Question

Short answer

The magnitudes of forces for parts (a) and (b) are:

(a) \({F_{\rm{T}}} = 225.3\;{\rm{N}}\)

(b) \({F_{\rm{T}}} = 2076.2\;{\rm{N}}\)

Step-by-step solution

Given data

The distance between the two trees is\(L = 6.6\,{\rm{m}}\).

The mass of the backpack is\(m = 19\;{\rm{kg}}\).

The magnitude of the force is\(F\).

Understanding the direction made by the force

In this question, the backpack is midway between the two trees, and the angles in the diagram will be equivalent.

To find the angle of the force, use the distance between the two trees and the quantity of sag at the midpoint.

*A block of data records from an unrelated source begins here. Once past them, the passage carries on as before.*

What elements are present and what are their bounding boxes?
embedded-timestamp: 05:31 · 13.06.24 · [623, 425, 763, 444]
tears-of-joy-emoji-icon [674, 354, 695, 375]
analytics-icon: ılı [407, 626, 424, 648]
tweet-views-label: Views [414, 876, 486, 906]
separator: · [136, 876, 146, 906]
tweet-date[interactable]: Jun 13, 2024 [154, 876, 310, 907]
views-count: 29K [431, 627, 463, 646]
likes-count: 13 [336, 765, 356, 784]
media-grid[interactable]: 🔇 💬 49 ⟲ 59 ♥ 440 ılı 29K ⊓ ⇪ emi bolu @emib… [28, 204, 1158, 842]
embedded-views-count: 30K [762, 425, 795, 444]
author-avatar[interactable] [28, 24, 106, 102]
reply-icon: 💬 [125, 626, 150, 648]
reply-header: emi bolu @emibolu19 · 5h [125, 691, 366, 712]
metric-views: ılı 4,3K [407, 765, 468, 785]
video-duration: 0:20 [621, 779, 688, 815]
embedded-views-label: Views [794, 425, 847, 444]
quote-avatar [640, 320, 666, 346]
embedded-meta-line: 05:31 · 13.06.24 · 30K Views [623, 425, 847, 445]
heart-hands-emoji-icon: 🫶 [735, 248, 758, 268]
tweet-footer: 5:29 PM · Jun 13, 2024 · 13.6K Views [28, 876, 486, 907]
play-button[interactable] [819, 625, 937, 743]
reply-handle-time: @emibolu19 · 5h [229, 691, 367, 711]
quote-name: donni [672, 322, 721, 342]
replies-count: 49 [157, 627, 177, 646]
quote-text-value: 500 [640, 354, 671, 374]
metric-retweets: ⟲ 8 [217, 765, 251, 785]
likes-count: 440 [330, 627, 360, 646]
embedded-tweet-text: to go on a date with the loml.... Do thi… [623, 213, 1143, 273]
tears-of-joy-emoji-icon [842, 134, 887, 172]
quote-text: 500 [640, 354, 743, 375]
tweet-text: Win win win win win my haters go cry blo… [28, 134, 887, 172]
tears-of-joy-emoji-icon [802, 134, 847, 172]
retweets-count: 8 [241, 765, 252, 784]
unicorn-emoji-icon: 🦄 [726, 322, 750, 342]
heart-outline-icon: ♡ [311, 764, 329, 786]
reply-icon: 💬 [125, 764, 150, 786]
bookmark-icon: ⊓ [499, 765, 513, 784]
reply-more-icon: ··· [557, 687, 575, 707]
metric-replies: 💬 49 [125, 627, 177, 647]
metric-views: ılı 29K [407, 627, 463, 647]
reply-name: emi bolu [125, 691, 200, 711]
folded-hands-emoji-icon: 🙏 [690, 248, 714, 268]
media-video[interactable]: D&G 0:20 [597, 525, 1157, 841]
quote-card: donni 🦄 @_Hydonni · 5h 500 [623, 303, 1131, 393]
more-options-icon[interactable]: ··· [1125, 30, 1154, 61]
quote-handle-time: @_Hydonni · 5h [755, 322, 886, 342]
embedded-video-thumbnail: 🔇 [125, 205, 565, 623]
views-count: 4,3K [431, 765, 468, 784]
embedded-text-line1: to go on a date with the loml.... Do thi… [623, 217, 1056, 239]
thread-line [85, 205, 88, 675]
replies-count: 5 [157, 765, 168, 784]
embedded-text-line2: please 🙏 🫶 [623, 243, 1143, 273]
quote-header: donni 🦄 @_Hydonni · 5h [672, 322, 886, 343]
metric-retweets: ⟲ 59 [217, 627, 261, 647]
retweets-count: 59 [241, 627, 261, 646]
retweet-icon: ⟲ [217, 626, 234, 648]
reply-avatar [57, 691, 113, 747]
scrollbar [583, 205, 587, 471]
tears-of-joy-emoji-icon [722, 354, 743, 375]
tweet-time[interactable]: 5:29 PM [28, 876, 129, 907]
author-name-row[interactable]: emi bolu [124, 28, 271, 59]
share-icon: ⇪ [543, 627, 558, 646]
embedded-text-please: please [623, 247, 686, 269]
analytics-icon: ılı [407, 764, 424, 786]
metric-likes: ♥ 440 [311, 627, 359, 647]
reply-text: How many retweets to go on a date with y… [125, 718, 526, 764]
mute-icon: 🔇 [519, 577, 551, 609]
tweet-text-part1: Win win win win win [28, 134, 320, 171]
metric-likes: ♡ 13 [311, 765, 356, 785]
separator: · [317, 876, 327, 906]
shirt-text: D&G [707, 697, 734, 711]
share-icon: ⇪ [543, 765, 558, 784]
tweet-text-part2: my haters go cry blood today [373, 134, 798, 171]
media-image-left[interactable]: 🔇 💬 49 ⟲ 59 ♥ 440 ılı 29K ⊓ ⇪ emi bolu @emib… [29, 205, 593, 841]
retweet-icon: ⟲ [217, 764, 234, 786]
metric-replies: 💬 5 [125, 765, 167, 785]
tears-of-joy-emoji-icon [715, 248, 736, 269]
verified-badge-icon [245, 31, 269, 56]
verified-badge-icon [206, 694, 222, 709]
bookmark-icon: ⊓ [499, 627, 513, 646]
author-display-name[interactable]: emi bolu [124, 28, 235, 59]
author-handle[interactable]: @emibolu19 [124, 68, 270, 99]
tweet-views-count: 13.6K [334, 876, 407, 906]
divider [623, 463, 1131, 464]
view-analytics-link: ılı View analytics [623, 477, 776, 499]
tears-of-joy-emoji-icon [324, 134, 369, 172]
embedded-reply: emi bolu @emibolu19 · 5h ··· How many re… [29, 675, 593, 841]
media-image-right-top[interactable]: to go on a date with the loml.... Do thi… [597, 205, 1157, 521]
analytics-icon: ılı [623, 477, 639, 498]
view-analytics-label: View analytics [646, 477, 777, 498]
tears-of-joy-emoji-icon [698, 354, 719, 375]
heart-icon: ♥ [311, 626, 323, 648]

Free body diagram and calculation of magnitude and direction of force

The following is the free body diagram.

When the sag in the rope at the midpoint is \(y = 1.5\;{\rm{m}}\), the relation to calculate the angle of force can be written as:

\(\begin{array}{c}\tan \theta = \frac{y}{{\left( {\frac{L}{2}} \right)}}\\\tan \theta = \left[ {\frac{{1.5\,{\rm{m}}}}{{\left( {\frac{{6.6\,{\rm{m}}}}{2}} \right)}}} \right]\\\theta = 24.4^\circ \end{array}\)

The relation of the forces in the y-direction can be written as:

\(\begin{array}{c}\sum {F_{\rm{y}}} = 0\\\left[ {2{F_{\rm{T}}}\sin \theta - mg} \right] = 0\\{F_{\rm{T}}} = \frac{{mg}}{{2\sin \theta }}\end{array}\)

Here, \(g\) is the gravitational acceleration.

On plugging the values in the above relation, you get:

\(\begin{array}{l}{F_{\rm{T}}} = \left( {\frac{{19\;{\rm{kg}} \times 9.8\;{\rm{m/}}{{\rm{s}}^2}}}{{2\left( {\sin 24.4^\circ } \right)}}} \right)\\{F_{\rm{T}}} = 225.3\;{\rm{N}}\end{array}\)

Thus, the magnitude of the force is \({F_{\rm{T}}} = 225.3\;{\rm{N}}\).

Calculation of magnitude and direction of force

When the sag in the rope at the midpoint is \(y = 0.15\;{\rm{m}}\), the relation to calculate the angle of force can be written as:

\(\begin{array}{c}\tan \theta ' = \frac{y}{{\left( {\frac{L}{2}} \right)}}\\\tan \theta ' = \left[ {\frac{{0.15\,{\rm{m}}}}{{\left( {\frac{{6.6\,{\rm{m}}}}{2}} \right)}}} \right]\\\theta ' = 2.57^\circ \end{array}\)

The relation of the forces in the y-direction can be written as:

\(\begin{array}{c}\sum {F_{\rm{y}}} = 0\\\left[ {2{F_{\rm{T}}}\sin \theta ' - mg} \right] = 0\\{F_{\rm{T}}} = \frac{{mg}}{{2\sin \theta '}}\end{array}\)

On plugging the values in the above relation, you get:

\(\begin{array}{l}{F_{\rm{T}}} = \left( {\frac{{19\;{\rm{kg}} \times 9.8\;{\rm{m/}}{{\rm{s}}^2}}}{{2\left( {\sin 2.57^\circ } \right)}}} \right)\\{F_{\rm{T}}} = 2076.2\;{\rm{N}}\end{array}\)

Thus, the magnitude of the force is \({F_{\rm{T}}} = 2076.2\;{\rm{N}}\).